Como não agir como agiu o Governo Obama, ao sinalizar que o ataque a uma rede privada com base no seu território é considerado um ato de guerra? E de que forma, sozinha, uma empresa comercial poderá se contrapor a organizações sem rosto, sem localização definida e com arsenais de poder à altura dos exércitos mais bem aparelhados?

E tudo isto sem falar na alta complexidade que vai caracterizando a própria indústria do crime cibernético.
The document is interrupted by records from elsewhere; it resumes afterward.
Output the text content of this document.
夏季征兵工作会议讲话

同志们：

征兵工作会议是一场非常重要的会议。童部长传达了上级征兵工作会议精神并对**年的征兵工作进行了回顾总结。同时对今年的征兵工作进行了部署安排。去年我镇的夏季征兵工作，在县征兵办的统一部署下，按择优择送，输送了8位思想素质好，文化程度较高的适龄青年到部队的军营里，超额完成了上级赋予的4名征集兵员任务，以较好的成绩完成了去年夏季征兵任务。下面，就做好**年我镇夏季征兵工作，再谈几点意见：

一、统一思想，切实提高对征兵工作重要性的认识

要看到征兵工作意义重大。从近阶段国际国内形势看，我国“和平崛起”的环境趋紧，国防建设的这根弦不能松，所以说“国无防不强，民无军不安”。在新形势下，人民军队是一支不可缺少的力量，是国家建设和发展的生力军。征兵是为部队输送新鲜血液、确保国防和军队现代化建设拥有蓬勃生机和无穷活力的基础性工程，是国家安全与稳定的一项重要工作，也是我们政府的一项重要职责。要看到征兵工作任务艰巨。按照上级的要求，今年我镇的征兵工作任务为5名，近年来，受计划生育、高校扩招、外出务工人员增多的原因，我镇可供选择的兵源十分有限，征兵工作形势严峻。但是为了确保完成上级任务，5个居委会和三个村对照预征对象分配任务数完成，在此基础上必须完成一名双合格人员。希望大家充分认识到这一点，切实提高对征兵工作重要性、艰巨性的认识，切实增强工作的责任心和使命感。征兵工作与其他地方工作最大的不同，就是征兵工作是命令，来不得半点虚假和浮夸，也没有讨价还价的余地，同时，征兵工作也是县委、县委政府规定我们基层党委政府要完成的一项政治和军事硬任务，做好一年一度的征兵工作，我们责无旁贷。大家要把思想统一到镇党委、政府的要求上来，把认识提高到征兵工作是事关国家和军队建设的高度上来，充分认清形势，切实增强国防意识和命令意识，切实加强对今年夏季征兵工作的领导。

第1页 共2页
Mencione-se, a este respeito, que poucos dias após um poderoso ataque a redes da Xbox (Microsoft) e - novamente - da Sony, ainda ao final de dezembro último, o grupo hacker Lizard Squad passou a oferecer (via varejo, na internet e a preços baixos) o mesmo kit de ferramentas DDoS (de ataques direcionados) que utilizou para por de joelhos estas duas potências do setor privado global.
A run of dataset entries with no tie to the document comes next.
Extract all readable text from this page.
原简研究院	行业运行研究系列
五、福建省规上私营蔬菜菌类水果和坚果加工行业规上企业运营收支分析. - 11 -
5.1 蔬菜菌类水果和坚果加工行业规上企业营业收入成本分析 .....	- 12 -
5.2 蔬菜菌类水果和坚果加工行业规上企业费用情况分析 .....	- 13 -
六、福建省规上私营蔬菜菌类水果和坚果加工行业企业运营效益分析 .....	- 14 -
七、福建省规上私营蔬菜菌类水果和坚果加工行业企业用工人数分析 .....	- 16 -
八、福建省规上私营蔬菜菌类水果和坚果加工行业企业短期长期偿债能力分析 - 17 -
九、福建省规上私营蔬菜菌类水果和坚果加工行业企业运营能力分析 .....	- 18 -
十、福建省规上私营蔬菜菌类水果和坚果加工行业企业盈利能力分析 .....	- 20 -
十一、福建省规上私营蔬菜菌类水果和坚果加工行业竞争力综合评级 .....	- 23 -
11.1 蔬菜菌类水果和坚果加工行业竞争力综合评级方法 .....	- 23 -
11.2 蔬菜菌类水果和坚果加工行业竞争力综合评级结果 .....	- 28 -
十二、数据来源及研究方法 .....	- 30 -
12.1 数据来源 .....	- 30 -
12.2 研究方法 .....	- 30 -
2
Ao fomentar a pesquisa de criptografias proprietárias de concepção autóctone, como é o caso da tecnologia brasileira CelAzul; ao incentivar o surgimento de uma indústria de dispositivos de proteção livres de backdoors" (que por vezes são armadilhas impostas por certos governos a seus exportadores de tecnologia, que são obrigados a embarcá-las nos produtos em função de interesses políticos ou militares), o estado Brasileiro dá um passo importante para se posicionar de forma soberana e competitiva no ambiente da guerra cibernética.

E a indústria local de tecnologia deve aplaudir e lutar pelo fortalecimento de disposições como as credenciais EED e CERTICS, que atesta a nacionalidade  de tecnologias no setor de TI.  Como um competidor brasileiro integralmente dedicado a este problema, a Aker vem apoiando e reivindicando sua participação em programas dessa natureza, já tendo obtido o CERTICS para suas soluções de firewall - hoje também reconhecidas pelo Gartner - e se aliando aos órgãos de segurança e parceiras congêneres. Só com a união de competências e recursos poderemos fazer frente ao forte avanço tecnológico do crime cibernético global e dos dispositivos formais (ou informais) da nova guerra fria.